Le Cerrado, c’est la savane tropicale la plus riche au monde en biodiversité, mais aussi l’une des plus menacées. Voir ces paysages aide à comprendre l’enjeu environnemental du développement urbain brésilien. Bon, je ne vais pas faire la morale, mais ça interroge sur notre responsabilité de voyageurs.
L’agritourisme se développe aussi autour de Goiânia, avec des fazendas qui ouvrent leurs portes aux visiteurs. L’occasion de comprendre l’économie locale (élevage, soja, canne à sucre) et ses impacts environnementaux. Pas forcément réjouissant, mais instructif.
Question tourisme responsable, Goiânia a l’avantage de ne pas souffrir de surtourisme. Les retombées économiques de votre visite profitent directement aux acteurs locaux, sans intermédiaires internationaux. Les prix pratiqués restent ceux du marché local, pas ceux d’une destination touristique.

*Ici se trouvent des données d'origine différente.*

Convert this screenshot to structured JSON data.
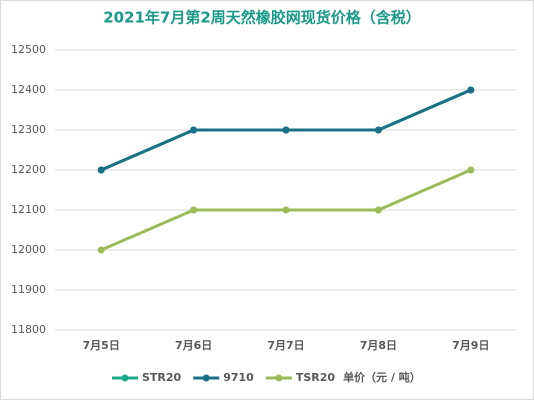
{
  "chart_data": {
    "type": "line",
    "title": "2021年7月第2周天然橡胶网现货价格（含税）",
    "categories": [
      "7月5日",
      "7月6日",
      "7月7日",
      "7月8日",
      "7月9日"
    ],
    "series": [
      {
        "name": "STR20",
        "color": "#1aaa8a",
        "values": [
          12200,
          12300,
          12300,
          12300,
          12400
        ]
      },
      {
        "name": "9710",
        "color": "#1b7088",
        "values": [
          12200,
          12300,
          12300,
          12300,
          12400
        ]
      },
      {
        "name": "TSR20",
        "color": "#9bbb59",
        "values": [
          12000,
          12100,
          12100,
          12100,
          12200
        ]
      }
    ],
    "unit_label": "单价（元 / 吨）",
    "ylim": [
      11800,
      12500
    ],
    "yticks": [
      11800,
      11900,
      12000,
      12100,
      12200,
      12300,
      12400,
      12500
    ],
    "grid": true
  }
}
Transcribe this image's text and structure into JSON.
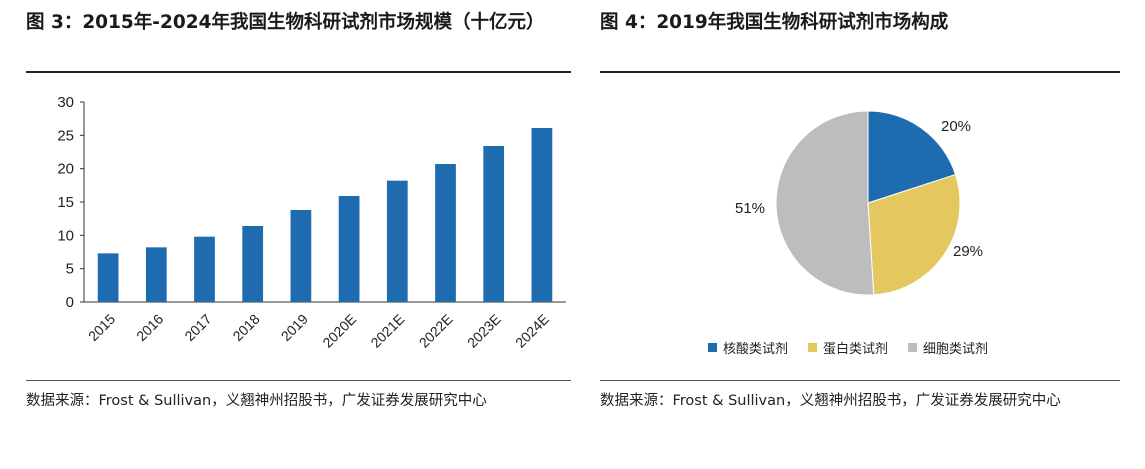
{
  "left": {
    "title": "图 3：2015年-2024年我国生物科研试剂市场规模（十亿元）",
    "source": "数据来源：Frost & Sullivan，义翘神州招股书，广发证券发展研究中心"
  },
  "right": {
    "title": "图 4：2019年我国生物科研试剂市场构成",
    "source": "数据来源：Frost & Sullivan，义翘神州招股书，广发证券发展研究中心"
  },
  "chart_data": [
    {
      "type": "bar",
      "title": "图 3：2015年-2024年我国生物科研试剂市场规模（十亿元）",
      "categories": [
        "2015",
        "2016",
        "2017",
        "2018",
        "2019",
        "2020E",
        "2021E",
        "2022E",
        "2023E",
        "2024E"
      ],
      "values": [
        7.3,
        8.2,
        9.8,
        11.4,
        13.8,
        15.9,
        18.2,
        20.7,
        23.4,
        26.1
      ],
      "ylim": [
        0,
        30
      ],
      "yticks": [
        0,
        5,
        10,
        15,
        20,
        25,
        30
      ],
      "color": "#1f6bb0",
      "grid": false
    },
    {
      "type": "pie",
      "title": "图 4：2019年我国生物科研试剂市场构成",
      "labels": [
        "核酸类试剂",
        "蛋白类试剂",
        "细胞类试剂"
      ],
      "values": [
        20,
        29,
        51
      ],
      "value_labels": [
        "20%",
        "29%",
        "51%"
      ],
      "colors": [
        "#1f6bb0",
        "#e5c760",
        "#bdbdbd"
      ],
      "legend_position": "bottom"
    }
  ]
}
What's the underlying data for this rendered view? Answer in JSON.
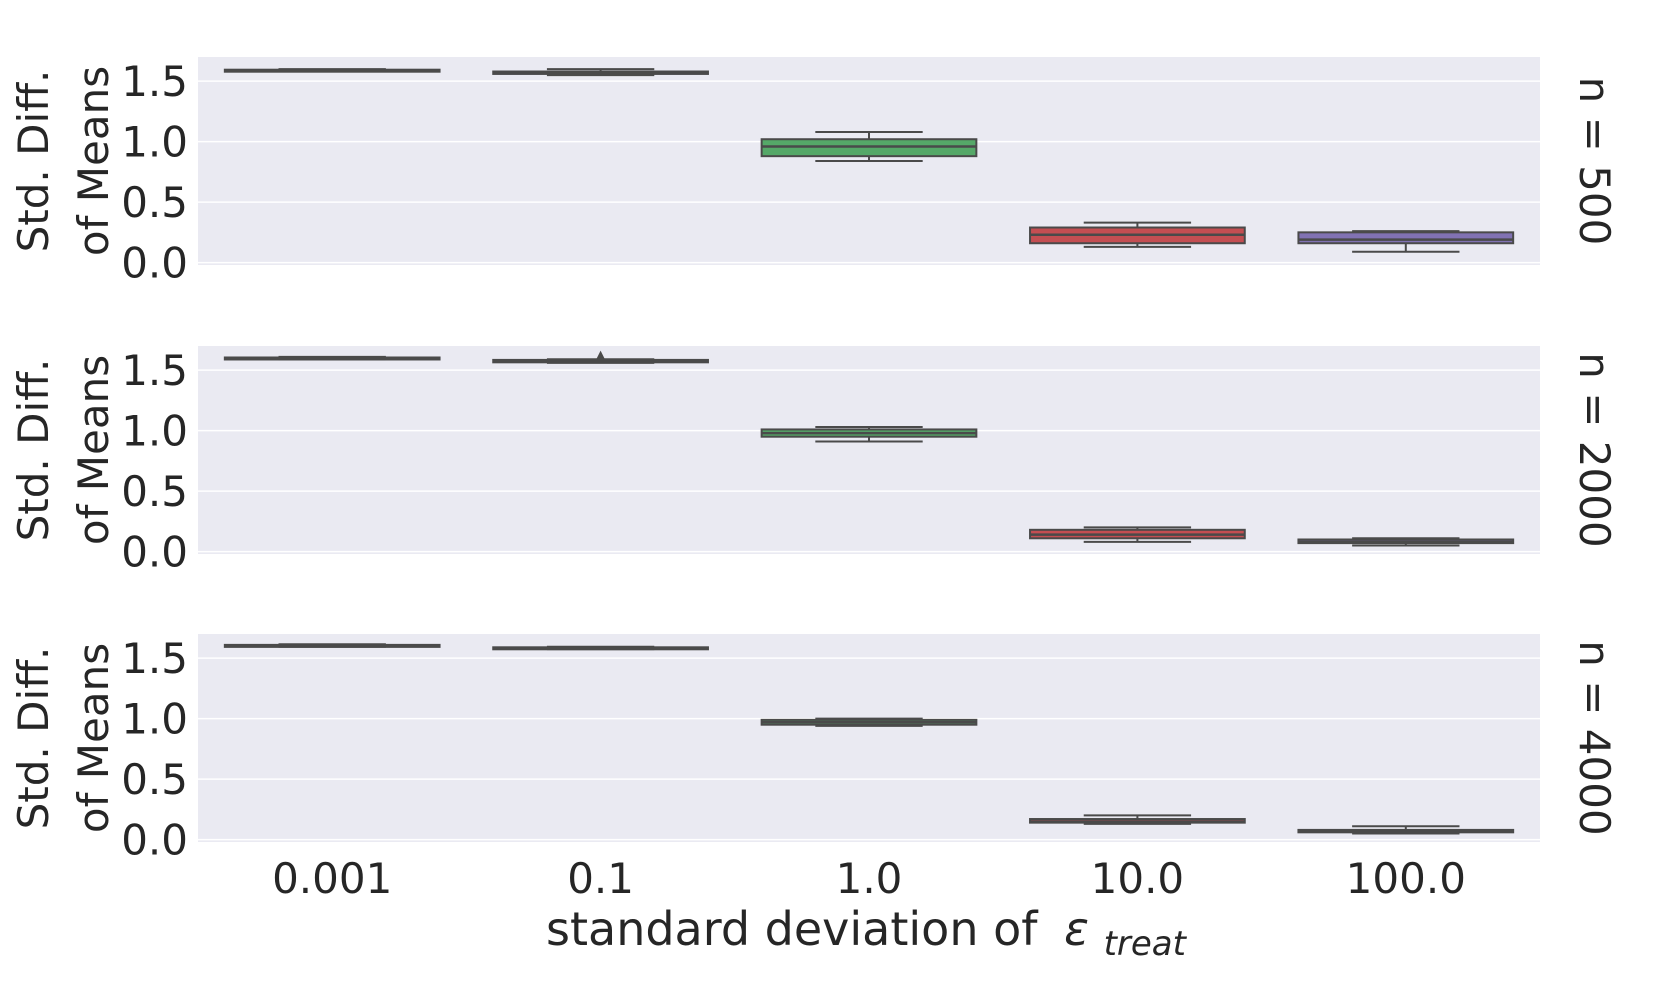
{
  "chart_data": {
    "type": "box",
    "xlabel": "standard deviation of",
    "xlabel_symbol": "ε",
    "xlabel_subscript": "treat",
    "ylabel_line1": "Std. Diff.",
    "ylabel_line2": "of Means",
    "categories": [
      "0.001",
      "0.1",
      "1.0",
      "10.0",
      "100.0"
    ],
    "yticks": [
      "0.0",
      "0.5",
      "1.0",
      "1.5"
    ],
    "ylim": [
      -0.02,
      1.7
    ],
    "grid": true,
    "colors": {
      "background": "#eaeaf2",
      "grid": "#ffffff",
      "line": "#4a4a4a",
      "boxes": [
        "#4c72b0",
        "#dd8452",
        "#55a868",
        "#c44e52",
        "#8172b3"
      ]
    },
    "panels": [
      {
        "label": "n = 500",
        "boxes": [
          {
            "category": "0.001",
            "whislo": 1.58,
            "q1": 1.585,
            "med": 1.59,
            "q3": 1.595,
            "whishi": 1.6
          },
          {
            "category": "0.1",
            "whislo": 1.55,
            "q1": 1.56,
            "med": 1.57,
            "q3": 1.58,
            "whishi": 1.6
          },
          {
            "category": "1.0",
            "whislo": 0.84,
            "q1": 0.88,
            "med": 0.96,
            "q3": 1.02,
            "whishi": 1.08
          },
          {
            "category": "10.0",
            "whislo": 0.13,
            "q1": 0.16,
            "med": 0.23,
            "q3": 0.29,
            "whishi": 0.33
          },
          {
            "category": "100.0",
            "whislo": 0.09,
            "q1": 0.16,
            "med": 0.19,
            "q3": 0.25,
            "whishi": 0.26
          }
        ]
      },
      {
        "label": "n = 2000",
        "boxes": [
          {
            "category": "0.001",
            "whislo": 1.59,
            "q1": 1.59,
            "med": 1.6,
            "q3": 1.605,
            "whishi": 1.61
          },
          {
            "category": "0.1",
            "whislo": 1.56,
            "q1": 1.565,
            "med": 1.575,
            "q3": 1.585,
            "whishi": 1.59,
            "fliers": [
              1.62
            ]
          },
          {
            "category": "1.0",
            "whislo": 0.91,
            "q1": 0.95,
            "med": 0.98,
            "q3": 1.01,
            "whishi": 1.03
          },
          {
            "category": "10.0",
            "whislo": 0.08,
            "q1": 0.11,
            "med": 0.14,
            "q3": 0.18,
            "whishi": 0.2
          },
          {
            "category": "100.0",
            "whislo": 0.05,
            "q1": 0.07,
            "med": 0.08,
            "q3": 0.1,
            "whishi": 0.11
          }
        ]
      },
      {
        "label": "n = 4000",
        "boxes": [
          {
            "category": "0.001",
            "whislo": 1.595,
            "q1": 1.6,
            "med": 1.605,
            "q3": 1.61,
            "whishi": 1.615
          },
          {
            "category": "0.1",
            "whislo": 1.575,
            "q1": 1.58,
            "med": 1.585,
            "q3": 1.59,
            "whishi": 1.595
          },
          {
            "category": "1.0",
            "whislo": 0.94,
            "q1": 0.95,
            "med": 0.97,
            "q3": 0.99,
            "whishi": 1.0
          },
          {
            "category": "10.0",
            "whislo": 0.13,
            "q1": 0.14,
            "med": 0.15,
            "q3": 0.17,
            "whishi": 0.2
          },
          {
            "category": "100.0",
            "whislo": 0.05,
            "q1": 0.06,
            "med": 0.07,
            "q3": 0.08,
            "whishi": 0.11
          }
        ]
      }
    ]
  }
}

L’hébergement chez l’habitant se développe, notamment via des plateformes locales. L’occasion de pratiquer son portugais et de découvrir le mode de vie goiano de l’intérieur. Attention cependant aux différences culturelles : les horaires, les habitudes alimentaires, le rapport à l’espace privé peuvent surprendre.
Goiânia, cette leçon d’humilité touristique
Alors, est-ce que je recommande Goiânia ? La réponse n’est pas binaire. Si vous cherchez les plages de rêve ou l’exotisme de carte postale, passez votre chemin. Si vous voulez comprendre le Brésil contemporain, découvrir un patrimoine architectural méconnu et vivre une expérience culturelle authentique, foncez.
En rentrant à Paris, j’ai réalisé que ce voyage m’avait fait autant réfléchir sur mes préjugés de voyageur que sur la destination elle-même. Goiânia m’a rappelé qu’on peut encore découvrir des pépites en sortant des sentiers battus, mais aussi que nos grilles de lecture européennes ne s’appliquent pas partout.
La durée optimale ? Quatre à cinq jours suffisent pour appréhender l’essentiel : architecture art déco, ambiance musicale, excursion dans le Cerrado. Plus court, c’est frustrant. Plus long, vous risquez de tourner en rond, sauf à utiliser Goiânia comme base pour explorer la région.
Cette expérience m’a aussi questionné sur le tourisme français au Brésil. Pourquoi se limiter au triangle Rio-Salvador-Amazonie quand le pays offre tant d’autres facettes ? Goiânia, Belo Horizonte, Curitiba… Autant de villes qui racontent d’autres histoires brésiliennes, loin des clichés habituels.
Bon, je ne vais pas non plus vous vendre Goiânia comme la nouvelle destination à la mode. Mais si vous avez l’âme d’un explorateur urbain et l’envie de comprendre le Brésil autrement, cette capitale du Cerrado mérite le détour. Ne serait-ce que pour remettre en question vos certitudes architecturales et musicales.